I don't think that's what's being said anyway.

  • Science never has to "understand everything" nor even claim that it must. It is merely a process that is used to explore and understand (and potentially manipulate) the world.
  • Religion is what insists that it "knows the truth" up front, usually via special revelation, so no testing or exploring is actually necessary. There's no reason to explore, except to justify what is already believed and accepted.

+1.

It's very hard to come up with a coherent and rational criticism of the scientific method, because it's a completely rational process.
 
S

Sniffles

Guest
I'm so confused.

A lot of conservative religion claims we can know immutable things about God, a nebulous entity; that this understanding comes immediately through revelation in all of its complexity and certainty; and that this is good enough to impose one's beliefs on others via political and social context.

Yet empirical science, which can be falsified and observed and tested and has also shown a historical pattern of increasing (and valuable) knowledge by the perpetuation of this empirical pattern of testing, is immediately placed under the "untrustworthy" rule because it can't possibly understand the world in all its complexity?

I don't think that's what's being said anyway.
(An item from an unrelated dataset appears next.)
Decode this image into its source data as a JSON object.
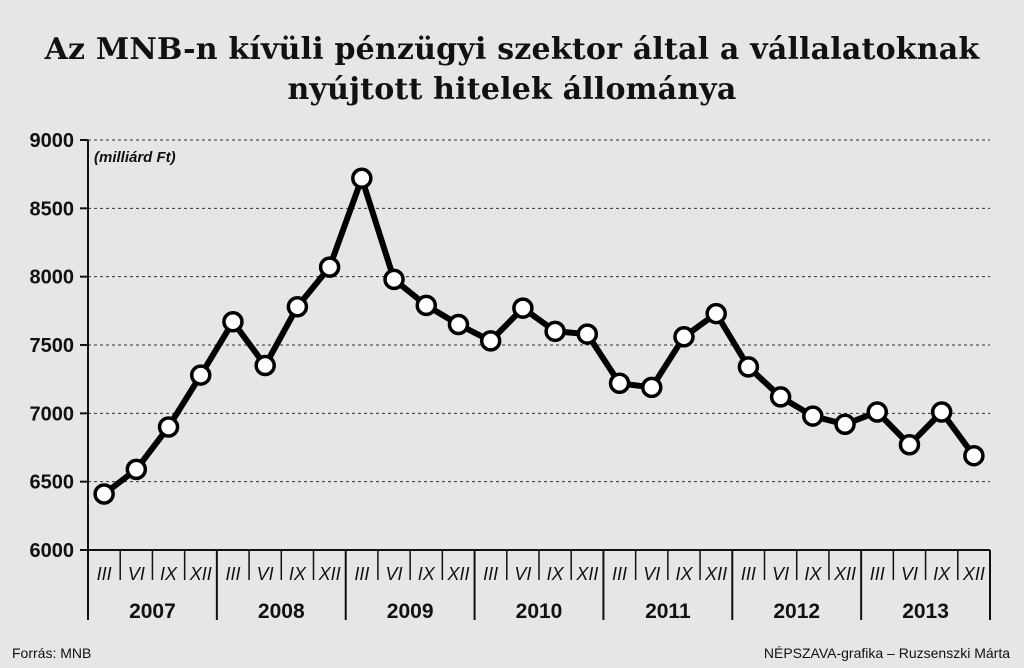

  • Science never has to "understand everything" nor even claim that it must. It is merely a process that is used to explore and understand (and potentially manipulate) the world.
  • Religion is what insists that it "knows the truth" up front, usually via special revelation, so no testing or exploring is actually necessary. There's no reason to explore, except to justify what is already believed and accepted.

Science is a tool, based upon empirical observation and experimentation. It cannot determine metaphysical truths, which is the realm of religion and philosophy. The notion that science is the ultimate source of truth is called Scientism, which in the end is still a philosophical perspective about science.

Empirical study and religious revealation are not necessarily opposites. After all, the natural world is a creation of God - so the study of it can help us understand further the nature of God's work. This was certainly the perspective of many of the Medieval Scholastics, and according to scholars like Lynn White this theological perspective actually helped give birth to theoretical science altogether - since it involved smashing the old pagan conceptions of animism and demythologising the natural world.

This also leads into issues concerning Occasionalism, which I touched upon briefly earlier in the thread; namely that it's not advanced much within Christian circles.
 

onemoretime

Dreaming the life
Joined
Jun 29, 2009
Messages
4,455
MBTI Type
3h50
And how much closer are we to "knowing it all" than we were a quarter million years ago?

You have no idea and neither do I.

I repeat: Coming to know everything there is to know is an unprecedented event. We've never done it before. We don't even have a measure by which to judge how close we are. Under the circumstances, it's a much safer bet to say it will never happen than to be assured that it will.

What's to say that it's impossible? Hell, traveling to the moon was impossible 75 years ago - and people were only barely beginning to understand that it was workable. Why set these limits for yourself?

Although deeply anti-religious, Nietzsche was equally skeptical of those who claimed science could provide all the answers too. He remarked that while our "descriptions" of the world have become more complex, our actual "understanding" of it is on the same level as back in Plato's day.

That's a good way of putting it IMO.

How would you define "understand"? We understand the world in much more complex ways than Nietzsche had available to him - there was no relativity theory nor quantum theory in those days. The idea of chemistry being applied physics was only barely in its nascence.

I have to think that this comment is less relevant than it was in his day.